Podeszli do nas aby wyprowadzić nas stąd.

-Nie możesz mnie zabić jestem wam potrzebny - powiedział nagle Alex

- Dobrze wiesz, że nie. Ostatnio na zbyt wiele sobie pozwalałeś dlatego szef znalazł kogoś innego.

- To niby po co miałem tutaj przyjechać?

- Musieliśmy Cie tu jakoś ściągnąć. Jednak nie wiedzieliśmy ze przyprowadzisz towarzystwo -roześmiał się

- Wypuść ich. Oni nic wam nie zrobili

- Jeżeli ich wypuścimy to będziemy mieli kłopoty. Zresztą sami tu przyszli

- To przeze mnie tu przyszli

- Wiec wysłałeś swojego przyjaciela i dziewczynę na śmierć? - Wiesz co zmieniłem jednak zdanie. Miałem zabić was razem, ale zginiecie pojedynczo. Będą umierać na Twoich oczach Alex. Dziewczyna pierwsza - dodał po chwili

Jeden z nich podniósł mnie i popchną pod ścianę. Alex zaczął się wyrywać. Ma tyle siły w sobie, że musi go trzymać trzech mężczyzn. Aron wyją broń i we mnie wycelował. Odbezpieczył ją i własnie wtedy Kevin się na niego rzucił. Zaczęli się szarpać i w pewnym momencie broń  wypaliła.
Kula trafiła Arona. Michał wyswobodził ręce i podbiegł pomóc Alexowi. Kiedy Kevin odwiązywał mi sznury usłyszałam strzał. Rozejrzałam się i zobaczyłam Kevina, który trzymał się za brzuch. Po chwili osuną się na ziemie. Momentalnie w oczach stanęły mi łzy. W tym samym momencie Alex podbiegł do chłopaka, który strzelał i zaczął go okładać pięściami. Szybko podeszłam do Kevina i zaczęłam uciskać ranę.

- Tess ..

- Nic nie mów. Zaraz przyjedzie pogotowie, pomoże Ci- przerwałam mu

- Musze Ci to powiedzieć. Jeżeli nie przeżyje to chce żebyś wiedziała że .. że jesteś moją siostrą

Po tych słowach zemdlał.

- Kevin obudź się - zaczęłam krzyczeć. - Kevin!!
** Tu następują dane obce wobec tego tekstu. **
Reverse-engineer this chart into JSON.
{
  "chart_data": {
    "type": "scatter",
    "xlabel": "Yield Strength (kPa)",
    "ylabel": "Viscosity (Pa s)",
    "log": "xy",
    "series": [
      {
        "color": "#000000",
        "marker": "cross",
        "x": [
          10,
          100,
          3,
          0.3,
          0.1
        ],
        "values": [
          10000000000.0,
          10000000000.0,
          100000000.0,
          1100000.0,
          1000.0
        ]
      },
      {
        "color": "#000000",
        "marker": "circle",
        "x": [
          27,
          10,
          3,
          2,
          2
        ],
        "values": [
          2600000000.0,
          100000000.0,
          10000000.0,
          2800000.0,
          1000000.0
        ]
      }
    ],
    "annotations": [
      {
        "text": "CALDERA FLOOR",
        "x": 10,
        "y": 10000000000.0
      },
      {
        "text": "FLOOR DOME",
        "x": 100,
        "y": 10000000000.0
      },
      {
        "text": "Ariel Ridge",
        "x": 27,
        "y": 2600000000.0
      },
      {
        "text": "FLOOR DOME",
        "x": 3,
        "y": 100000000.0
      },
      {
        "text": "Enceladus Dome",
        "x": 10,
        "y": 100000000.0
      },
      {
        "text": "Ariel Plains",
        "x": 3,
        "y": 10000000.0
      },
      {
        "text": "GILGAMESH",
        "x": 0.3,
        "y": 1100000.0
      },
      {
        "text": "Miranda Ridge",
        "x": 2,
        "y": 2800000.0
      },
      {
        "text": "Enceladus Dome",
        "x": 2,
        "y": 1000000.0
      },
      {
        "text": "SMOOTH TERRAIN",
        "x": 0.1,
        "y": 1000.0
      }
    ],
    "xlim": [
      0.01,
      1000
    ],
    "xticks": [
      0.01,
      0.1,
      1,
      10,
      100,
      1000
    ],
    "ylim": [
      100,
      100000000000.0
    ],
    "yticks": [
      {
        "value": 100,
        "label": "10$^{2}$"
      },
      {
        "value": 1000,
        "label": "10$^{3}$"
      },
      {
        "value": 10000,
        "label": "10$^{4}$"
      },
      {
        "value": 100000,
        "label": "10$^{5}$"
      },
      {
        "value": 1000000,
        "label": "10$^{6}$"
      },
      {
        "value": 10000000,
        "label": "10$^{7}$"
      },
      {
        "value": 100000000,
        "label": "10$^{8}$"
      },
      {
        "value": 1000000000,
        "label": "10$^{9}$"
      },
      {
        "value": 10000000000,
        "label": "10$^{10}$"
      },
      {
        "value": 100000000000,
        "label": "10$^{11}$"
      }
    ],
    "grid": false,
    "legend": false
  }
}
Poczułam jak ktoś mnie od niego odciąga. Ponownie na niego spojrzałam i byli przy nim lekarze. Zdziwiona rozejrzałam się i zobaczyłam mnóstwo policjantów dookoła. Odwróciłam się i zobaczyłam Alexa. Przytulił mnie do siebie

- To już koniec - wyszeptał mi do ucha

-Musimy jechać do szpitala. Musze się z nim zobaczyć- powiedziałam zachrypniętym głosem

- Dobrze chodź

Poszliśmy do samochodu. Spojrzałam na niego.

- Możesz prowadzić?- zapytałam

-Tak

- Przecież jesteś potłuczony- dotknęłam jego rany nad brwią. -Boli?

- To tylko zadrapanie. Nic mi nie jest. Wsiadaj

Weszłam do samochodu i dopiero teraz do mnie dotarły słowa Kevina ,,Jesteś moją siostrą '' Jak to możliwe? Musze się tego dowiedzieć jak najszybciej. Jednak najważniejsze jest to, żeby z tego wyszedł.